Today is a very somber day in the Christian calendar. The day Jesus was crucified on the cross. Yeah, pretty heavy stuff for a blog post first thing in the morning, but I was laying in bed last with all kinds of thoughts about what it will be like in Heaven. I still can’t wrap my head around death, and I am over 40 years old. It is sad to admit that I think about it more often than not lately. Especially since my husband had a procedure on Wednesday that could have had a not so happy outcome. Thankfully, all is well.
But in any case, I laid there wondering the following things.
*Are there dinosaurs in Heaven? Will I finally get to meet a Tyrannosaurus Rex? And will he eat me?
*Is there winter in Heaven? I am really hoping there is not, because I had enough of winter on Earth.
*Will God reveal to us that there is life on other planets?
Gee, I am just a ray of sunshine today, aren’t I? But the death of Jesus Christ is such a heart-wrenching event, I can’t help the dark thoughts I have today. My faith is not always rock-solid, so sometimes I need to be light-hearted in order to deal with these thoughts.
On to other questions. Questions such as:
*Will God explain the reasoning behind the meanness of the great white shark?
*Or why He allowed people to create cars?
*Will I get to see my Grammy again? If so, how do I find her in the vastness of Heaven?
*Will my husband and I still be together in Heaven if we go there at separate times?
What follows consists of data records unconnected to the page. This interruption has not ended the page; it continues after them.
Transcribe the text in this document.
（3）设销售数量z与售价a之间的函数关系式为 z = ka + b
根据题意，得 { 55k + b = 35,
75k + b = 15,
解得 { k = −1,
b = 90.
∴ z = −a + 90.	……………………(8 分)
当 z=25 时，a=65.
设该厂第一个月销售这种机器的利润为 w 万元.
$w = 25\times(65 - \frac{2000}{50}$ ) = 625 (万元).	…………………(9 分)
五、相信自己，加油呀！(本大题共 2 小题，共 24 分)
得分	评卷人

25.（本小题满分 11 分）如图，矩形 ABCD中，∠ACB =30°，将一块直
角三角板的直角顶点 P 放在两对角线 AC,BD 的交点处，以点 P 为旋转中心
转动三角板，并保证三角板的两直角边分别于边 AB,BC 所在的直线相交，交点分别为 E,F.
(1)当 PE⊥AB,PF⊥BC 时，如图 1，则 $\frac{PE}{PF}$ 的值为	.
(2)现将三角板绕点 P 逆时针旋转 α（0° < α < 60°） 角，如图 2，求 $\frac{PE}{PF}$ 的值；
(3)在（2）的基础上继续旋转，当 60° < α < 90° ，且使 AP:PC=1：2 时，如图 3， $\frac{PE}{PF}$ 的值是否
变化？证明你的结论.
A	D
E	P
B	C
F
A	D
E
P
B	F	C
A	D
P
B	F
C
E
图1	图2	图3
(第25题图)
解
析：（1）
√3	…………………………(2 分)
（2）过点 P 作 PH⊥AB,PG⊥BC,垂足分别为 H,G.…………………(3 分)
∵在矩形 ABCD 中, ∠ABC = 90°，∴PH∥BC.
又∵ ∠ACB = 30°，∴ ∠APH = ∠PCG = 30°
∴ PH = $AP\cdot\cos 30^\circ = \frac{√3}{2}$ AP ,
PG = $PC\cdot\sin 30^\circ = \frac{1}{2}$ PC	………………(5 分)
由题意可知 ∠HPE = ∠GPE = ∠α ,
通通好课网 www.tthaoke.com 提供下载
*Will we be young, or at least at the age that we felt happiest?
You know, it just reminded me that I have yet to read the book Heaven Is For Real. I just may, or maybe not. I am still not sure about how I feel about the whole death and dying deal that all of us humans must face. As an ex-nurse, I have seen my share of death, and I was always aware of the cycle of life. But I was younger then, and didn’t question my mortality at the time. Now that I am at the age where I am on the downside of my life cycle, I can’t help thinking about it.
See, there’s that whole sunshine thing again!
So tell me, what do you think? What questions will you have when you reach Heaven someday. And will you have the same question I did?